Just don’t expect surgery to be his first choice.
“A very small percentage of the causes of back pain get better after surgery,” he says. “The No. 1 cause for failure in any kind of back surgery is the operation being done for the wrong reasons.”
For the minority of patients who do need surgery, Dr. Graham groups cases into two categories: decompression and fusion.
Laminectomies and discectomies are examples of this surgery, which relieves pressure on the spine caused by degenerative arthritis, spinal stenosis, or a bulging or herniated disc.
“You’re taking bone away that’s pinching nerves,” Dr. Graham says.
He says most operations like this can be minimally invasive, take only about an hour, and allow the patient to go home the same day.
The other broad category of back surgery involves spinal fusion, essentially creating a solid unit from two or more vertebrae to stabilize the spine after a disk is removed or when arthritis or a fracture weakens the spine.
“With decompression, you’re taking stuff out. With fusion, you’re actually leaving an implant,” Dr. Graham explains.
These screws, rods, or plates work together with bone or bone-like implants placed between the vertebrae to encourage them to grow together so there’s less movement in the spine.
Expect this surgery to require two or three days in the hospital, potentially followed by several months for the bones to fuse together. Patients may also require physical therapy to learn how to walk, sit, and stand while keeping their spine properly aligned.
Fusion can be an effective treatment and generally relieves symptoms in the short term, but it also tends to be a temporary fix. That’s because the vertebrae around the fused section are now under increased stress.

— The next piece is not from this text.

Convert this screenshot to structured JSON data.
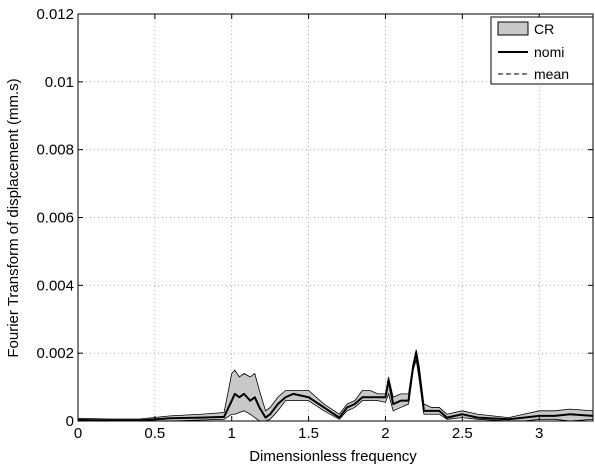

What’s more, surgery won’t cure osteoarthritis, the degenerative illness often responsible for the problem. The bottom line, Dr. Graham says, is to understand all your options before rushing into surgery to solve your pain. After all, you only have one back.
“I’d rather have 15 patients doing really well, even without surgery, than have 30 choose surgery for the wrong reasons,” he says. “To me, that’s not a success.”